Hidden Altruism in Repetitive Family Interactions


In a recent Dear Abby advice column from 10/26/21,  a mother who had been an addict when her daughter was young complains about the guilt trips the daughter always seems to lay on her. Abby’s interpretation as to the possible motives for the daughter’s behavior is the seemingly common-sense one that most people – and most psychotherapists for that matter - would come up with: that the daughter was acting out of selfish needs.


Being the contrarian that I am, I discovered that selfishness is often actually a cover for altruistic self-sacrifice, and that the daughter is giving mom what mom seems to need from her. The mother’s obsessive guilt and her repeatedly and nearly constantly trying to fix her daughter might very well be the reason the daughter is doing this.


Now of course, from just a paragraph description in a letter I can’t be certain of my interpretation in this particular case, and there might be several other issues operating simultaneously that might be making this situation far more complicated than my formulation would suggest. The daughters’ brothers being perceived as the favorites, which is mentioned in the letter, might be one of them. The mother may have gender issues which might conceivably be involved.  And we don’t know anything about Mom’s former behavior, let alone her family dynamics

But if we could get the truth out of these people – always an iffy proposition -  I’d be willing to bet that I am at the very least on the right track.
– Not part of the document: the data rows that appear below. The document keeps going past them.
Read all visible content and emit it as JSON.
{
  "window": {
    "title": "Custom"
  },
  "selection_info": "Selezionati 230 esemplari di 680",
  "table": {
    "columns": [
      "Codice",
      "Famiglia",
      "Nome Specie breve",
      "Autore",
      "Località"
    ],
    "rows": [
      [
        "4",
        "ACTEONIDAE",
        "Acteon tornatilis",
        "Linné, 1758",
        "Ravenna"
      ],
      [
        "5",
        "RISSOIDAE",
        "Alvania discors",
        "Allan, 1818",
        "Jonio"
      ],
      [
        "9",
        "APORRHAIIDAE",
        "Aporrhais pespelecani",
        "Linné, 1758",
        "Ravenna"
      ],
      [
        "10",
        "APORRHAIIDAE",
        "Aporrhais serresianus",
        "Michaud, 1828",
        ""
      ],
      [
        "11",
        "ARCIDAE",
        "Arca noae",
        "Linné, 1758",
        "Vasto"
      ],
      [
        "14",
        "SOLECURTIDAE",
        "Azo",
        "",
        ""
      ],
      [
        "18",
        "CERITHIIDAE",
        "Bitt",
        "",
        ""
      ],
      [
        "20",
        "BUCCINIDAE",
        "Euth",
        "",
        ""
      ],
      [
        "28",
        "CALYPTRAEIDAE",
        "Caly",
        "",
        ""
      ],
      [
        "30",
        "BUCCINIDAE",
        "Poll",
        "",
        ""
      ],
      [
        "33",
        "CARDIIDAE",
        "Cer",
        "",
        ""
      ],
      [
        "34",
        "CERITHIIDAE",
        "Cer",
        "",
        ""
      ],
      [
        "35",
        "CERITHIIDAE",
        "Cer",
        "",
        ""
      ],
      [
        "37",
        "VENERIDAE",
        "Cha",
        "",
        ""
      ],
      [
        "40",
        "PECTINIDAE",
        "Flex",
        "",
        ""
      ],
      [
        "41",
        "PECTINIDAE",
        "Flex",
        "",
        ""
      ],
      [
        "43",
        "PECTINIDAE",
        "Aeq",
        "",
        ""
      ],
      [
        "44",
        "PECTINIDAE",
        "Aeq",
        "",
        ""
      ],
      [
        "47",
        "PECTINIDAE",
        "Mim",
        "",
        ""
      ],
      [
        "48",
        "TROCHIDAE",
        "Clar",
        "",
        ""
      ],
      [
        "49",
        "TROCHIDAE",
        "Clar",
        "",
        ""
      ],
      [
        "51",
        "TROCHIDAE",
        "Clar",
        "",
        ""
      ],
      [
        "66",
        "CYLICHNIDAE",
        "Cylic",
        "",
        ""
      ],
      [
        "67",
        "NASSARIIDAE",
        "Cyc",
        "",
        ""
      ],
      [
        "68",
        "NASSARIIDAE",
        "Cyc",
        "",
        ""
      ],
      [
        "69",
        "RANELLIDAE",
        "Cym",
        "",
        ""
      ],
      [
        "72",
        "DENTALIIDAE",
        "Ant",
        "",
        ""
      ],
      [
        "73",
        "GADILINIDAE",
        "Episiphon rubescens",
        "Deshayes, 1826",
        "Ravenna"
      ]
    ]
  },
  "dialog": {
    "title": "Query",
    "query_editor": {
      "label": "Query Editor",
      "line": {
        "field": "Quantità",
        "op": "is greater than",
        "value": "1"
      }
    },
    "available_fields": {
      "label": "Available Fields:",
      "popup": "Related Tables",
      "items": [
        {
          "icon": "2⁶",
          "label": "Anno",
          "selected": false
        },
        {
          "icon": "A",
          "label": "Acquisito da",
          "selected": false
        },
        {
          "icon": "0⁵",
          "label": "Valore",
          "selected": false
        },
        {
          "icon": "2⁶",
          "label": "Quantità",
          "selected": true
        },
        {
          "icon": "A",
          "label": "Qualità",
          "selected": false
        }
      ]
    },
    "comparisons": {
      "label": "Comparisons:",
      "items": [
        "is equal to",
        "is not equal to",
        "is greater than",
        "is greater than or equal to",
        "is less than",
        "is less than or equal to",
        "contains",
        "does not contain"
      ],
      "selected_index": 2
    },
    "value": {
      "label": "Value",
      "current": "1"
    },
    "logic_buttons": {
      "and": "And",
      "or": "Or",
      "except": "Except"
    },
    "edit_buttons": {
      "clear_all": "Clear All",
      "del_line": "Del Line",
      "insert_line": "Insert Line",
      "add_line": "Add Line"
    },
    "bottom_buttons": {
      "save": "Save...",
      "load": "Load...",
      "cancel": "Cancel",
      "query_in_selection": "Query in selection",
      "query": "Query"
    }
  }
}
I have put in italics the part of the letter that I think gives it away. My hypothesis would be my starting point as her therapist in trying to understand what exactly is going on, and why.


ABBY: I'm the mother of a 36-year-old daughter. She claims I treat her younger brothers better than I treat her. I am a recovering addict -- clean for 20-plus years. I was in active addiction for nine years when she was a teenager, and she has never let that go. She constantly tells me how "unfair" I am, that I never make time for her and that I don't validate her feelings. I have apologized many times and tried to show her I don't treat her siblings differently. I schedule "us" time, but this is an ongoing battle, and I'm at a loss about how to fix it. How do I show her there's no difference in the way I treat any of them? How do I reassure her that her feelings are validated? This has caused me many tearful nights. -- WANTING SERENITY BACK


In reply Abby says she thinks this mother “created an emptiness in her daughter “that the mom may not be able to fill,” and that the daughter is “punishing” the mom for her former behavior. I submit that the daughter is actually giving Mom what Mom's endless guilt seems to be begging for: More and more guilt! Mom’s obsessive apologies would then trigger this pattern again and again, leading to the daughter heaping on more and more guilt leading to more apologies and so on in a vicious circle.


Each member of the duo thinks the other one needs this interaction while discounting their own contribution to the pattern. They have to cover up their own role in order to continue playing it effectively, both for the stabilization of a parent. Mom’s history of substance abuse and neglecting children would, under this scenario, be a role she was playing for her parents.